Bon... Le seigneur des lieux semblait absent. Pourquoi ne pas passer lui nuit ici, dans son office ? Lamento aurait disparu au matin par le biais de la bague. Au dehors, la nuit semblait déjà correctement avancée et le vagabond doutait qu'un seigneur revienne consulter quelques grimoires. Alors il s'installa. Prenant quelques magazine posés sur une table basse, il fit un feu sur la moquette sans hésiter, avant de s'installer pour dépecer ses serpents et les mettre à cuir comme il le pût. D'un coup, Lamento planta son épée dans le sol et s'en servit comme dossier pour manger, avant de reperer un meuble qui l'attira tout de suite. Une sorte de divan, quelque chose qui semblait tout désigné pour passer la nuit. Une couche de roi, pour lui !

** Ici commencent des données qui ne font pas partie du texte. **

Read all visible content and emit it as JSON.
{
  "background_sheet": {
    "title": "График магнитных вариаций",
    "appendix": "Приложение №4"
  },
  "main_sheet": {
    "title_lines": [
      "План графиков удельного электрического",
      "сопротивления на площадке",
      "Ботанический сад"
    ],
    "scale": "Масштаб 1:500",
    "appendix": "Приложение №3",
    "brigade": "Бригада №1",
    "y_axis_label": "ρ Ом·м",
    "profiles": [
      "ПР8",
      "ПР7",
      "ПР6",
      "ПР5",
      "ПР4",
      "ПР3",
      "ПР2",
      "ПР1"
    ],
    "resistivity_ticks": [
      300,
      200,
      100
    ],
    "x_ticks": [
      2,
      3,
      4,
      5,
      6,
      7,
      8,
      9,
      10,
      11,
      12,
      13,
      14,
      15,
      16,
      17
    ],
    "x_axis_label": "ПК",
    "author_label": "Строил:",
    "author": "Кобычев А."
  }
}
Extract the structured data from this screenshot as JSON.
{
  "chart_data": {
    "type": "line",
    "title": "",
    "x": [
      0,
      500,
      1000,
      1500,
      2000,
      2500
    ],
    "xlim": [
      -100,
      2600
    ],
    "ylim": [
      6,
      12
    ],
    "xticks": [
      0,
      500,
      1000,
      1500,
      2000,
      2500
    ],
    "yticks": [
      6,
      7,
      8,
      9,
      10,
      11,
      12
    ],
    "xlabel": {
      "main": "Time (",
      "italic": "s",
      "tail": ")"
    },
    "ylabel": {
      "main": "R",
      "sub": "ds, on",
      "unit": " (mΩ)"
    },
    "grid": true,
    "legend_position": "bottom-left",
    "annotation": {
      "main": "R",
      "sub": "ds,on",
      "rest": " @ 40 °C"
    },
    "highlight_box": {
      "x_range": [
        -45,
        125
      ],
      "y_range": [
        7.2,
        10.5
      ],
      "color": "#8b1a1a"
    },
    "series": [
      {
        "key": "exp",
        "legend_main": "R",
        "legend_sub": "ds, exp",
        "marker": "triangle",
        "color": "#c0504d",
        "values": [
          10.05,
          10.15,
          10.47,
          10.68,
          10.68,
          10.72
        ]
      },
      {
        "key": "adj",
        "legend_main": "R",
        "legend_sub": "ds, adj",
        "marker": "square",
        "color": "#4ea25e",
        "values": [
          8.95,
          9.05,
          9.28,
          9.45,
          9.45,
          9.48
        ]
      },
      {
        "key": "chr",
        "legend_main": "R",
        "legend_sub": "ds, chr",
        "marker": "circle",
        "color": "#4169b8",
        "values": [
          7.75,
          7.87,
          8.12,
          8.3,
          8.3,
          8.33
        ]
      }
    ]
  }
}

Repus et rompu par la marche de la journée, Lamento se décida à aller dormir. Otant cape et bottes, il s'allongea sur le divan tout en gardant sa dague tout à côté de lui ,volontairement dissimulée et prompte à être dégainée. Son épée elle dormirait face au feu qui mourrait tranquillement, les flammes se reflétant dans l'acier un peu terni.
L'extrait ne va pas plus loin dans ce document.